Most ways of hiding messages rely on encryption - scrambling the
document in such a way that it'll be gibberish unless you know the
secret password to decode it.  It's a powerful and effective method: The
government frequently encounters terrorist e-mail that's heavily
encrypted.  But every encryption can, eventually, be cracked open - if
you have enough time and computer power.  Steganography, in contrast,
doesn't try to encrypt things at all.  Instead, it relies on hiding the
message in such a way that the government will never even know the
message is there.  It's like the Purloined Letter, in Edgar Allan Poe's
famous story: The villian leaves the evidence in plain sight, and the
police ignore it because they think it's just an ordinary letter. 
Steganography is an ancient craft, but security experts say it's
exploding in the digital world.  That's because there are so many places
to hide messages in plain sight, including images or sound files on Web
sites.  It's child's play, technologically.  There are dozens of
point-and-click steganographic software programs out there, many free,
including JTeg Shell (www.tiac.net/users/korejwa/jsteg.htm), Scramdisk
(www.scramdisk.clara.net) and MP3Stego
(www.cl.cam.ac.uk/~fapp2/steganography /mp3stego).  Conspirators could
take their plans, encode them in a picture of Britney Spears and leave
them on an innocuous-looking Yahoo home page - for quick, easy
distribution to collaborators worldwide. 

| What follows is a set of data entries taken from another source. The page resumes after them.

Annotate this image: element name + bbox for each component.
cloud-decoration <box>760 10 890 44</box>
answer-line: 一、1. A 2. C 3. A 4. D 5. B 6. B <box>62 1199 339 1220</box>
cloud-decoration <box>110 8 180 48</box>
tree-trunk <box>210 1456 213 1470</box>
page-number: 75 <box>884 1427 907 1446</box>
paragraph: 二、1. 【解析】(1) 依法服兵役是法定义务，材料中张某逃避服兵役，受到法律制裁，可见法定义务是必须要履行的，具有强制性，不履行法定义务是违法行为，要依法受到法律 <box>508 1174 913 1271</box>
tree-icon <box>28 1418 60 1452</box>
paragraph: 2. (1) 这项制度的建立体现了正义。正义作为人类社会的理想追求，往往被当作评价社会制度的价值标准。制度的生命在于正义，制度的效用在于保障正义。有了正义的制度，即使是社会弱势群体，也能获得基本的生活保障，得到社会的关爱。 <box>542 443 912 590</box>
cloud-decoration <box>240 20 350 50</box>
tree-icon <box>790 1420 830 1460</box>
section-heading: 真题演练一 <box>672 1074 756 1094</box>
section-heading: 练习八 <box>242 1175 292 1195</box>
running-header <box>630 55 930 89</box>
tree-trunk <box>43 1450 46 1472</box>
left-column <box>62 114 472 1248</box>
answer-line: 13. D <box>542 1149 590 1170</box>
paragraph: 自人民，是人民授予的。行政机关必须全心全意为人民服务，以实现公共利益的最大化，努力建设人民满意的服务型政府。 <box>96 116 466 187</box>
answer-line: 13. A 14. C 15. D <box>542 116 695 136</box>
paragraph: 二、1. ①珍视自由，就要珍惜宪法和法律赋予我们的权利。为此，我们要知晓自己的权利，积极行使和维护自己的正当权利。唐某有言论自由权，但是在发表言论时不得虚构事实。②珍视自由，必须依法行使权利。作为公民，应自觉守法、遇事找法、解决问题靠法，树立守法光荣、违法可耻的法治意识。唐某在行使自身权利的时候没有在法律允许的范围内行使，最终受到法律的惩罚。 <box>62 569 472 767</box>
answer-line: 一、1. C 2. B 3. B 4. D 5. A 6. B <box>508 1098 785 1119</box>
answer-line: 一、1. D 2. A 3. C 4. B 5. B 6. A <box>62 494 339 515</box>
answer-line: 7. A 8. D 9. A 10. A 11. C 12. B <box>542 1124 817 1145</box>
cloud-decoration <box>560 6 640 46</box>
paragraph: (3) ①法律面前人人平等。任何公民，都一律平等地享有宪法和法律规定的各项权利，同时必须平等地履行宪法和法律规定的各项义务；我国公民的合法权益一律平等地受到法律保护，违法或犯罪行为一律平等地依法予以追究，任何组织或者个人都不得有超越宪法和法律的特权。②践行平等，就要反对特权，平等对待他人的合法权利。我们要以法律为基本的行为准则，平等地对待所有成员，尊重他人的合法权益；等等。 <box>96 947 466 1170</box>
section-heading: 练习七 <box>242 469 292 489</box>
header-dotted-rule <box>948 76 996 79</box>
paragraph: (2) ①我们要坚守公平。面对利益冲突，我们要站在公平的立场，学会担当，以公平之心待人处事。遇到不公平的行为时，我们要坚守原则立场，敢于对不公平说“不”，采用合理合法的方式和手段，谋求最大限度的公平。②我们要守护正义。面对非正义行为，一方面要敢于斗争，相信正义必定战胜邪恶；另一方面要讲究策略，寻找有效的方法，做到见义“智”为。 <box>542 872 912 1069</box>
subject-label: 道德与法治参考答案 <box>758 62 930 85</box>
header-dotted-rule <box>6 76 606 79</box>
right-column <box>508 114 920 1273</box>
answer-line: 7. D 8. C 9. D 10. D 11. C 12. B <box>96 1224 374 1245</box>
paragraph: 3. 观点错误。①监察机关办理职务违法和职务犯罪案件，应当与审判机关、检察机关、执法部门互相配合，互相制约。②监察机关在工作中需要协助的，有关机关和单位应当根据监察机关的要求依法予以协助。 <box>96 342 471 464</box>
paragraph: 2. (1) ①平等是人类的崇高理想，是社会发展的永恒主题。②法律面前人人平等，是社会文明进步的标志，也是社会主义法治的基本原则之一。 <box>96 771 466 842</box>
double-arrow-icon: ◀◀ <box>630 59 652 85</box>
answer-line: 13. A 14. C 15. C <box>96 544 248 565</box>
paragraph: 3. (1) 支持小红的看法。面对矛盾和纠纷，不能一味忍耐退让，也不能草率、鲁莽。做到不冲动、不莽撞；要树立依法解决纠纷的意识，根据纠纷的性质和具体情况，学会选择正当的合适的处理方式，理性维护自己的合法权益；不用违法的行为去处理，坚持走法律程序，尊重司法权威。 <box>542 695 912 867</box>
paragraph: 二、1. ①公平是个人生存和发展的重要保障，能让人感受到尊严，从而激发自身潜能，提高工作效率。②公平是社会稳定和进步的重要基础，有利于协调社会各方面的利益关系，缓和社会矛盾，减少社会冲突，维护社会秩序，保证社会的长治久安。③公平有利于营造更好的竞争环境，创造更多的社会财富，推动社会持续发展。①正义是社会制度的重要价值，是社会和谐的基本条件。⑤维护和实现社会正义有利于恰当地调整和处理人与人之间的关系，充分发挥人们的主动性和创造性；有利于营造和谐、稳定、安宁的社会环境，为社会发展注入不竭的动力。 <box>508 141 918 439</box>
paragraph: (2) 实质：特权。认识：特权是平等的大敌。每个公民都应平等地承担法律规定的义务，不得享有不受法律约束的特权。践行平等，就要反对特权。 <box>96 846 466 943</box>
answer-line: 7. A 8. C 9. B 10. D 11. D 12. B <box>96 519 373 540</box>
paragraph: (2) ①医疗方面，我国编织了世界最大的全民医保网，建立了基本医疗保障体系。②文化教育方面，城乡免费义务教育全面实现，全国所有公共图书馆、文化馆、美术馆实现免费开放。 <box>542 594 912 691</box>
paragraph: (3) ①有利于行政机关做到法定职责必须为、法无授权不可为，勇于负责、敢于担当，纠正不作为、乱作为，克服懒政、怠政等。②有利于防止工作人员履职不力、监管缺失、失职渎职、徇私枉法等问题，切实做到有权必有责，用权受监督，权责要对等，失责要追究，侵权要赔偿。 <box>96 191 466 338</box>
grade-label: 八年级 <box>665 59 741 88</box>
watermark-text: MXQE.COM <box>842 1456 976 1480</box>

And here's the catch: It's dead simple to retrieve the message, if you
know it's there.  But if you don't - if you're a government agent trying
to intercept terrorist plans - how do you know where to look? There are
probably billions of images and sound files online.  There's no way any
spy hunter could inspect them all.  The exploding size of our multimedia
Internet provides fantastic cover for such communications.  What's more,
the recent terrorists' messages are likely in foreign languages that
many spy hunters don't speak. 

All of which is why security experts are breaking out in a cold sweat
whenever they think about it.  If terrorists are truly using
steganography - and there's no reason they aren't - it calls for
entirely new code-breaking techniques we don't yet have. 

In the new world of the Net, a picture really is worth a thousand words.